The Earl of Westmoreland

, in reply to what had been slated by the noble marquis, said, that he had not alluded to the danger that innocent persons might be punished, but to the danger of their being brought to trial at such distant places and before such tribunals. And he was still of opinion, that according to the words of the Act, providing that the trial should take place where the offence was committed, persons might be taken from this country to be tried before those colonial tribunals.

Lord Grenville

said, that the principle of the measure was to have it declared, that persons guilty of this atrocious crime were to be regarded as criminals, and to be punished as such, and by the same tribunals which were appointed for the punishment of piracy.
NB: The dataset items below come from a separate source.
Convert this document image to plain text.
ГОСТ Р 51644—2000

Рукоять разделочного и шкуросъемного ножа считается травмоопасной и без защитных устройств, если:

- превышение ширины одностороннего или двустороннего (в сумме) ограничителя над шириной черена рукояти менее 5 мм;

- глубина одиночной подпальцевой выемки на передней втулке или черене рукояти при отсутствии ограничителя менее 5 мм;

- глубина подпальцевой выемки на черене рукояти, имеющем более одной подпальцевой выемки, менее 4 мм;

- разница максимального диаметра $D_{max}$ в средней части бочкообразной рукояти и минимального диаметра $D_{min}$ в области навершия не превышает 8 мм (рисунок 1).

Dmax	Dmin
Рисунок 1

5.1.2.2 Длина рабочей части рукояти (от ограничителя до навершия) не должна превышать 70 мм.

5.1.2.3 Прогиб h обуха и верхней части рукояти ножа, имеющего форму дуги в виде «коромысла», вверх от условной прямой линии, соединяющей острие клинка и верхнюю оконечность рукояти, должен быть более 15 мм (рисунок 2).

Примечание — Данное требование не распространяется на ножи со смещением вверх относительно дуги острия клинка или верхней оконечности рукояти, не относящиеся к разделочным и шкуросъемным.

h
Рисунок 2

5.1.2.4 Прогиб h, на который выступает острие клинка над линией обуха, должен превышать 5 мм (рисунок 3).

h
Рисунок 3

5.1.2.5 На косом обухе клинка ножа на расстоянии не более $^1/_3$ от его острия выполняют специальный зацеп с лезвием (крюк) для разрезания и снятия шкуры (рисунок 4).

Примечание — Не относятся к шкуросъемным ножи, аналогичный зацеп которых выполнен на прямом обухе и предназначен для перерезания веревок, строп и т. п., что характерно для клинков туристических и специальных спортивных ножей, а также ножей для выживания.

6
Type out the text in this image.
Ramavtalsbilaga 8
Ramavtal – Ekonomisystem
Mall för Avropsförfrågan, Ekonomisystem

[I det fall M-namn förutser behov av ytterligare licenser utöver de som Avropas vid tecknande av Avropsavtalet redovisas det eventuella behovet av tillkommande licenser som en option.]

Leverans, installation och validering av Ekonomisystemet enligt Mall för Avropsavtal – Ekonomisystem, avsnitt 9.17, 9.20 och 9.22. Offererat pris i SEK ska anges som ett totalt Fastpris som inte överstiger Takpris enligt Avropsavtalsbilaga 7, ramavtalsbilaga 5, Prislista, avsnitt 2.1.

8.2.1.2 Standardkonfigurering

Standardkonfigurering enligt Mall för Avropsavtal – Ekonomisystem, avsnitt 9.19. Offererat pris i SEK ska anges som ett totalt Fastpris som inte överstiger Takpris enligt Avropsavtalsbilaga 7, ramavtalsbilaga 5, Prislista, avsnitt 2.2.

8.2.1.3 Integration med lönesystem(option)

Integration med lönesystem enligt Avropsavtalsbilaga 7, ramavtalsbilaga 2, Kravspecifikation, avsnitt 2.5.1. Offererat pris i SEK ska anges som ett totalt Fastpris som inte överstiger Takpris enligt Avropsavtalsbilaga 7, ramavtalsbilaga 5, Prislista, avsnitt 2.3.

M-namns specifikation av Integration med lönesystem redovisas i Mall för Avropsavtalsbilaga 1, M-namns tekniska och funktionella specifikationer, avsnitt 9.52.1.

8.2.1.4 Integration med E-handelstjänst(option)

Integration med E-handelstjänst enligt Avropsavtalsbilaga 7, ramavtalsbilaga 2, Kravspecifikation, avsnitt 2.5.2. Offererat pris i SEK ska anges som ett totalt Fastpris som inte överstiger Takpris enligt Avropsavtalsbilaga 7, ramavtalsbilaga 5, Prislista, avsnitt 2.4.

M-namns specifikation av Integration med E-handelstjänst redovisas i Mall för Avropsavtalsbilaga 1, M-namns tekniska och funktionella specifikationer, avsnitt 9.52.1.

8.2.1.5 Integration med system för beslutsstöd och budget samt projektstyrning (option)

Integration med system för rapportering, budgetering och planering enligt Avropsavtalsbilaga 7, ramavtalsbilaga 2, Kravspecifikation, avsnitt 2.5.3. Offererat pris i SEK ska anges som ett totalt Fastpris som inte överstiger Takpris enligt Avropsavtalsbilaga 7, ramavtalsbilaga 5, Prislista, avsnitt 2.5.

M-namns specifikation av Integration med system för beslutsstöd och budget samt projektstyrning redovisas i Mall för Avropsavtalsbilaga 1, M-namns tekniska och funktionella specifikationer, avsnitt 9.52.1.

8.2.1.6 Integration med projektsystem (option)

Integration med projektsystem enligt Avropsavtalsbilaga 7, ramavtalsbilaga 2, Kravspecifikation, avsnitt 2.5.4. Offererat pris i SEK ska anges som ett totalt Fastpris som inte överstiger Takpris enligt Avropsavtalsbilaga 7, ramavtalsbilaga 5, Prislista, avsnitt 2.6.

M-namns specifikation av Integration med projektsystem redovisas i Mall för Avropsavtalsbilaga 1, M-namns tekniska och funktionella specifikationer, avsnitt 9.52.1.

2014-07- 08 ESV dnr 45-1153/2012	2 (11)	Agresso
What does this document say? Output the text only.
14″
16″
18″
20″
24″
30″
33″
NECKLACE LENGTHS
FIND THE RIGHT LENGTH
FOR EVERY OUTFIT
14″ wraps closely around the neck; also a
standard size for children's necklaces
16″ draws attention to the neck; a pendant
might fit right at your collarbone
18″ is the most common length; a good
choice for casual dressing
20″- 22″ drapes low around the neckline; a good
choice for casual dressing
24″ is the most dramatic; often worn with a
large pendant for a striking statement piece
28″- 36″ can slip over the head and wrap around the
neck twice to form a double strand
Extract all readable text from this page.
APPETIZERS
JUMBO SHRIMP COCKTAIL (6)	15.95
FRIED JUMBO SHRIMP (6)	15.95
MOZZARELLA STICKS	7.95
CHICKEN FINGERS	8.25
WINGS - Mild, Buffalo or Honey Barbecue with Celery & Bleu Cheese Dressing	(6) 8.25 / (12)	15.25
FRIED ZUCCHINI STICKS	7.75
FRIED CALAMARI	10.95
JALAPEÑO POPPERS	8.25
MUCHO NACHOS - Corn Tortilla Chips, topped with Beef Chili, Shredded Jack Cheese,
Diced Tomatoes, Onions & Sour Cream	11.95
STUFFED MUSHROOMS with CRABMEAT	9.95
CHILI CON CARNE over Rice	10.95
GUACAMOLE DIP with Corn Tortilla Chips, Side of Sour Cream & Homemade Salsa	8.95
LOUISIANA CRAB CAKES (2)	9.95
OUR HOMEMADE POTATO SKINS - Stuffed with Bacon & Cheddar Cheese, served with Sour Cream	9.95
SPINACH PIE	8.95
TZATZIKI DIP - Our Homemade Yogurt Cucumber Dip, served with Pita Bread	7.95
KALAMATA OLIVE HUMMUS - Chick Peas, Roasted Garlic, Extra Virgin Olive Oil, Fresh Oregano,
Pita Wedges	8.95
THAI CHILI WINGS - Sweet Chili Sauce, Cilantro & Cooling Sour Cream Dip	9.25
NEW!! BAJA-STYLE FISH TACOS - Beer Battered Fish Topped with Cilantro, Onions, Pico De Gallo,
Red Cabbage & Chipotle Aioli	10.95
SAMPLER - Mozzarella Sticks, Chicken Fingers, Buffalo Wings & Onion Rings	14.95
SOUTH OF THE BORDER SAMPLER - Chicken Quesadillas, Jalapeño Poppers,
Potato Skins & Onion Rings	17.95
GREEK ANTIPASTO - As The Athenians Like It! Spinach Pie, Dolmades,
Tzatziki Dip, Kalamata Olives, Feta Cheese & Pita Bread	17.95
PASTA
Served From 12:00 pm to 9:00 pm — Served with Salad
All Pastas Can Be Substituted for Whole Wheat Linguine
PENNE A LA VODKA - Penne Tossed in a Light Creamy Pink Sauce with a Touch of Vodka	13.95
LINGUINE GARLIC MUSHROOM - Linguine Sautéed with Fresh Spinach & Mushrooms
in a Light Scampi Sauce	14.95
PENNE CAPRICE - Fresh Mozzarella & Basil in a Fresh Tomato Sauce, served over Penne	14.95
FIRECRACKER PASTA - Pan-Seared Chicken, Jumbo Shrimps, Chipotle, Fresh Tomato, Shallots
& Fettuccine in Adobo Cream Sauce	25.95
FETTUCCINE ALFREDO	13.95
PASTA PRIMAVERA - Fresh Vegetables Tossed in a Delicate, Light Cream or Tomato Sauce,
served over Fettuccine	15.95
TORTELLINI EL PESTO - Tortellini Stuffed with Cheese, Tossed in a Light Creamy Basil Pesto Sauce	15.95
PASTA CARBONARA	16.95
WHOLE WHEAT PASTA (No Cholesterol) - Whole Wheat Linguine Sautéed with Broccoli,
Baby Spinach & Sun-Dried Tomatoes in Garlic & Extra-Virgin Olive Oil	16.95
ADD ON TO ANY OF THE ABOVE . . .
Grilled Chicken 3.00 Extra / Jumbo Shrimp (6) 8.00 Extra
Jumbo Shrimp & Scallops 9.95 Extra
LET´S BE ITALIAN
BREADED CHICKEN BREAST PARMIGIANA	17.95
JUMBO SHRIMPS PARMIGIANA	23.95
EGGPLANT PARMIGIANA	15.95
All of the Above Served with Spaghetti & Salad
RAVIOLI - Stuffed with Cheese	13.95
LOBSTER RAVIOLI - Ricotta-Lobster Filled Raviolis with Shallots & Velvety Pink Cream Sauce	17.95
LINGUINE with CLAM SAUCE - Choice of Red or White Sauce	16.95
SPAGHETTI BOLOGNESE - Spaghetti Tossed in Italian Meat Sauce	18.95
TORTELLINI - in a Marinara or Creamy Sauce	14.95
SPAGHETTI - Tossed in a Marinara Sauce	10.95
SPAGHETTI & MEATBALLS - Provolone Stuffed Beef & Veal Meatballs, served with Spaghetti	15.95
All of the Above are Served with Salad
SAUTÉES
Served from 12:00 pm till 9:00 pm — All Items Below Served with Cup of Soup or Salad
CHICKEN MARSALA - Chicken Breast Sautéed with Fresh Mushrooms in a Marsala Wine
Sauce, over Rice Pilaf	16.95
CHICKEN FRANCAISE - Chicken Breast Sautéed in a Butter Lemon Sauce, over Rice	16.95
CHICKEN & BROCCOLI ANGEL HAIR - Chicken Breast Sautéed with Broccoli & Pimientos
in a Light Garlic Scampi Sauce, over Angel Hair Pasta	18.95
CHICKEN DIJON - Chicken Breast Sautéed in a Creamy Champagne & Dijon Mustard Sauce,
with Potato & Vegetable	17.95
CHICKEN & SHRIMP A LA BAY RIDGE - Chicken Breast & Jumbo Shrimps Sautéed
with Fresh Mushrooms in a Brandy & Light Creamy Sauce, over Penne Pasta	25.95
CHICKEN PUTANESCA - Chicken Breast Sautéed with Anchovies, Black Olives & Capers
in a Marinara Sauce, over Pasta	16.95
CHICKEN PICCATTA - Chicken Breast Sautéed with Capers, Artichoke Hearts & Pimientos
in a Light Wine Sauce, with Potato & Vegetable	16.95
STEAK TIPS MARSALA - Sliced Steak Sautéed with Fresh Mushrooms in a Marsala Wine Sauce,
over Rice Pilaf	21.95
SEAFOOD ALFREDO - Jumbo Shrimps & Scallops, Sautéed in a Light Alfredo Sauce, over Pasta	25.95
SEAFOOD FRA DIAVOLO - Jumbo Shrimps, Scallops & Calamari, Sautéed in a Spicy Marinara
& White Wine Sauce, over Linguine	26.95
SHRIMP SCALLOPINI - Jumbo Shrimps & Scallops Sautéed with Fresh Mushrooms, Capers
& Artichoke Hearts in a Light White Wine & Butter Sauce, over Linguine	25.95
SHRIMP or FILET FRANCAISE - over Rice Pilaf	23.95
As for the pecuniary penalty, it had been found that the profits of this abominable traffic were such as to overbalance it. The only way to check the offence, was to degrade those persons engaged in it from that rank in society which the crime rendered them unfit to hold. But he admitted that the severity of the punishment rendered it the more necessary that the law should be clear and precise in its enactments; and he hoped his noble and learned friend, whose powerful assistance in the business of the abolition he well remembered, and would always remember with gratitude, would lend his aid in giving the Act all the precision of which it was susceptible.

The Earl of Liverpool

suggested, that the most proper plan would be to agree to the amendments of the noble marquis, and then to have the Bill printed, that the House might see it in its most perfect state, and then decide whether it might not be necessary to have it recommitted.

This was agreed to. The amendments were introduced, and the Bill ordered to be printed as amended.